Pelemahan juga terjadi pada kelompok 45 saham unggulan. Indeks LQ45 turun 1,13 poin atau 0,17 persen ke posisi 649,63. Data pembukaan tersebut dikutip dari perdagangan BEI pada Rabu pagi.
Tekanan jual kemudian berlanjut pada menit-menit awal perdagangan. Berdasarkan data RTI yang dikutip DetikFinance, pada pukul 09.02 WIB, IHSG berada di level 6.452,47, atau turun 8,67 poin (0,13 persen). Dengan demikian, indeks kembali bergerak lebih rendah dibandingkan posisi pembukaan.

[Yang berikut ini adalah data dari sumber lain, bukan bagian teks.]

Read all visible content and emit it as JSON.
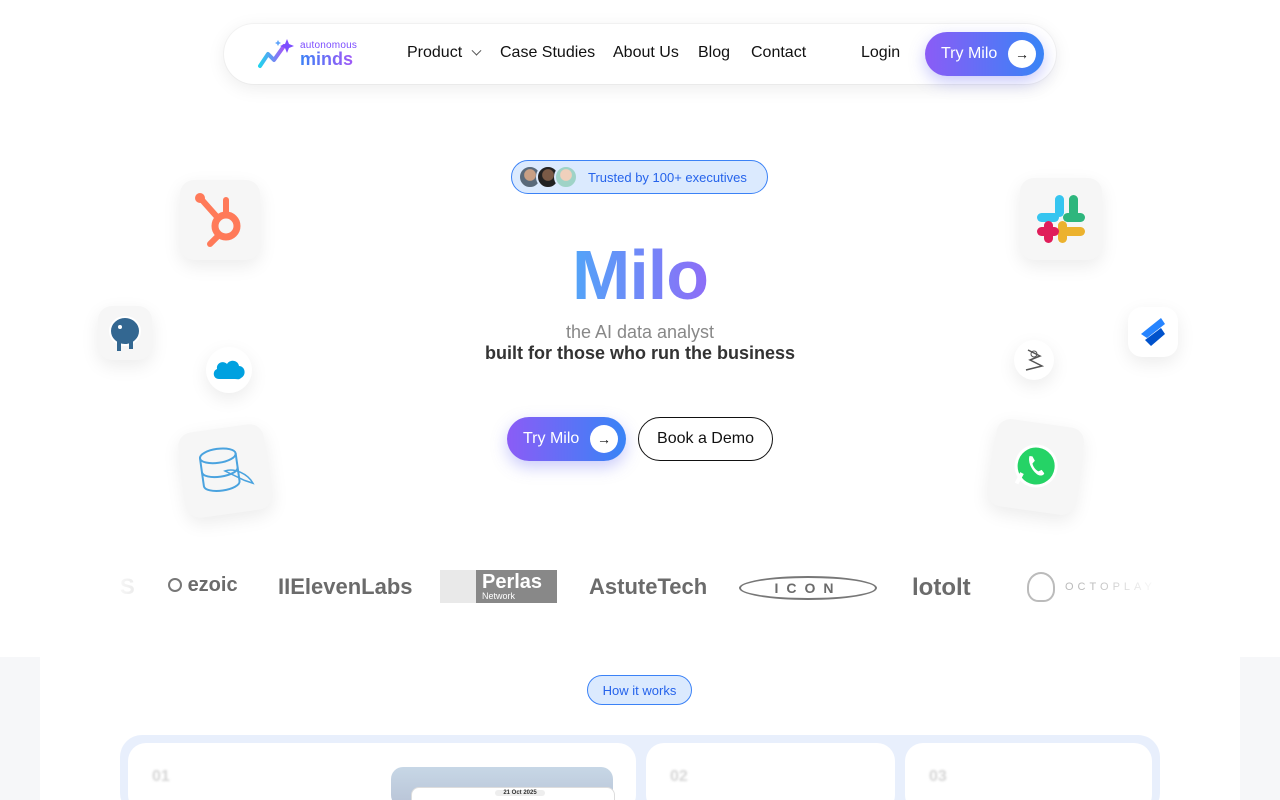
{
  "nav": {
    "logo_top": "autonomous",
    "logo_bottom": "minds",
    "links": [
      "Product",
      "Case Studies",
      "About Us",
      "Blog",
      "Contact"
    ],
    "login": "Login",
    "cta": "Try Milo"
  },
  "hero": {
    "trusted": "Trusted by 100+ executives",
    "title": "Milo",
    "subtitle_1": "the AI data analyst",
    "subtitle_2": "built for those who run the business",
    "primary_cta": "Try Milo",
    "secondary_cta": "Book a Demo"
  },
  "integrations": [
    "hubspot-icon",
    "postgresql-icon",
    "salesforce-icon",
    "mysql-icon",
    "slack-icon",
    "jira-icon",
    "spark-icon",
    "whatsapp-icon"
  ],
  "brands": [
    "S",
    "ezoic",
    "IIElevenLabs",
    "Perlas",
    "Network",
    "AstuteTech",
    "ICON",
    "lotolt",
    "OCTOPLAY"
  ],
  "how": {
    "badge": "How it works",
    "steps": [
      "01",
      "02",
      "03"
    ],
    "preview_date": "21 Oct 2025"
  },
  "colors": {
    "accent_purple": "#8b5cf6",
    "accent_blue": "#3b82f6",
    "badge_bg": "#dbeafe"
  }
}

Sementara berdasarkan data perdagangan BEI hingga sekitar pukul 09.05 WIB, IHSG sempat bergerak pada level terendah 6.445,24 dan level tertinggi 6.512,24. Rentang tersebut menunjukkan bahwa volatilitas langsung muncul sejak awal sesi perdagangan.
Saham Berkapitalisasi Besar Jadi Perhatian
Pelemahan LQ45 sebesar 0,17 persen menunjukkan tekanan juga terjadi pada saham-saham berkapitalisasi besar. Kondisi ini penting dicermati karena saham big caps memiliki bobot cukup besar terhadap pergerakan IHSG.

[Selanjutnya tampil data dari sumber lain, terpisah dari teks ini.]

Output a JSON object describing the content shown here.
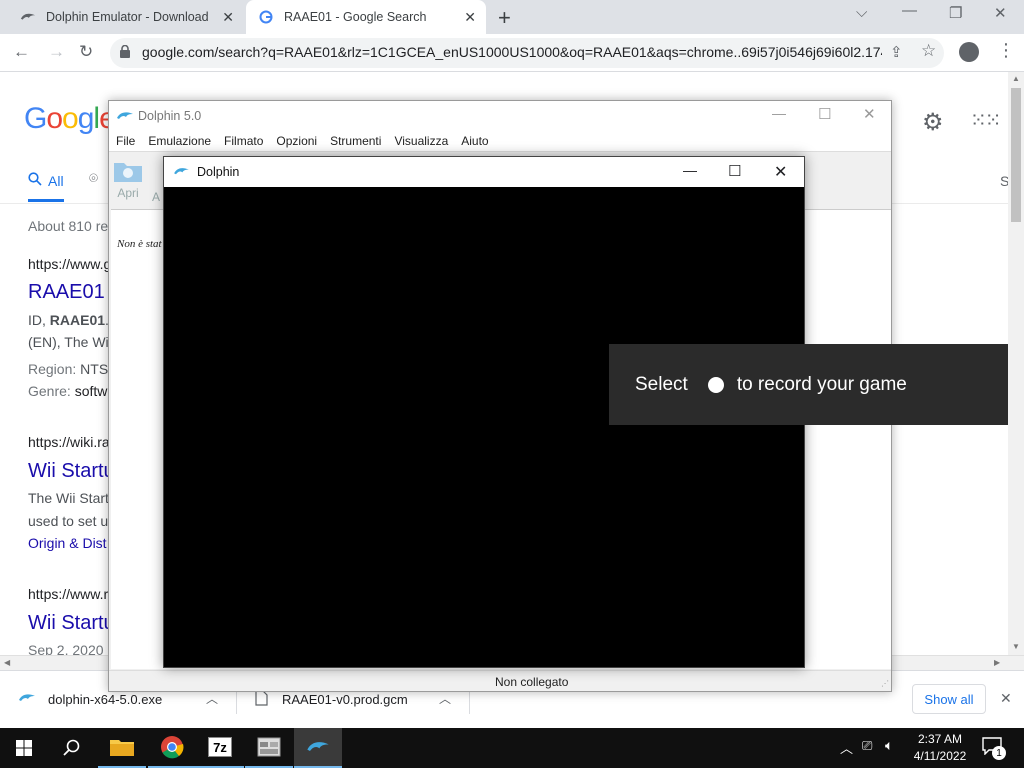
{
  "browser": {
    "tabs": [
      {
        "title": "Dolphin Emulator - Download"
      },
      {
        "title": "RAAE01 - Google Search"
      }
    ],
    "url": "google.com/search?q=RAAE01&rlz=1C1GCEA_enUS1000US1000&oq=RAAE01&aqs=chrome..69i57j0i546j69i60l2.174..."
  },
  "google": {
    "logo": "Googl",
    "tabs": {
      "all": "All",
      "s": "S"
    },
    "about": "About 810 re",
    "results": [
      {
        "url": "https://www.g",
        "title": "RAAE01",
        "line1_a": "ID, ",
        "line1_b": "RAAE01",
        "line1_c": ".",
        "line2": "(EN), The Wi",
        "region_label": "Region: ",
        "region": "NTS",
        "genre_label": "Genre: ",
        "genre": "softw"
      },
      {
        "url": "https://wiki.ra",
        "title": "Wii Startu",
        "line1": "The Wii Start",
        "line2": "used to set u",
        "link": "Origin & Dist"
      },
      {
        "url": "https://www.r",
        "title": "Wii Startu",
        "date": "Sep 2, 2020"
      }
    ]
  },
  "dolphin_main": {
    "title": "Dolphin 5.0",
    "menu": [
      "File",
      "Emulazione",
      "Filmato",
      "Opzioni",
      "Strumenti",
      "Visualizza",
      "Aiuto"
    ],
    "toolbar": {
      "open": "Apri",
      "next": "A"
    },
    "list_text": "Non è stat",
    "status": "Non collegato"
  },
  "dolphin_render": {
    "title": "Dolphin"
  },
  "overlay": {
    "prefix": "Select",
    "suffix": "to record your game"
  },
  "downloads": {
    "items": [
      {
        "name": "dolphin-x64-5.0.exe"
      },
      {
        "name": "RAAE01-v0.prod.gcm"
      }
    ],
    "show_all": "Show all"
  },
  "taskbar": {
    "time": "2:37 AM",
    "date": "4/11/2022",
    "notif_count": "1"
  },
  "colors": {
    "link": "#1a0dab",
    "google_blue": "#1a73e8",
    "dolphin_blue": "#3fa6dd"
  }
}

Pada perdagangan sebelumnya, Selasa (15/9), IHSG ditutup melemah 1,13 persen ke 6.461,15. Tekanan tersebut disertai net foreign sell sekitar Rp354,16 miliar. Sepanjang periode 9–15 September, akumulasi jual bersih investor asing bahkan mencapai sekitar Rp2,79 triliun.

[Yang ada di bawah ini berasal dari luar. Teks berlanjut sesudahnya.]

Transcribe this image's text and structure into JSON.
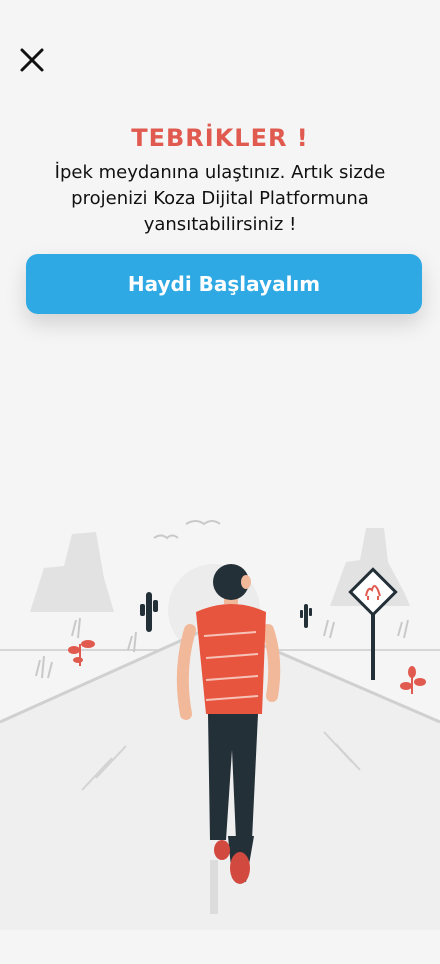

Tekanan jual asing tersebut menjadi salah satu faktor yang membuat pelaku pasar masih berhati-hati pada perdagangan hari ini.
Menunggu Keputusan The Fed
Selain faktor domestik, investor juga mencermati perkembangan kebijakan moneter Amerika Serikat. Pasar menunggu hasil pertemuan Federal Reserve atau The Fed yang berlangsung pada 15–16 September 2026.
Yield obligasi Amerika Serikat sempat menembus 5 persen dan ditutup sekitar 4,995 persen, sedangkan harga minyak Brent berada di sekitar US$108,75 per barel. Kombinasi kenaikan yield dan harga minyak tersebut menjadi perhatian pasar karena dapat meningkatkan tekanan inflasi dan memengaruhi ruang pelonggaran kebijakan moneter.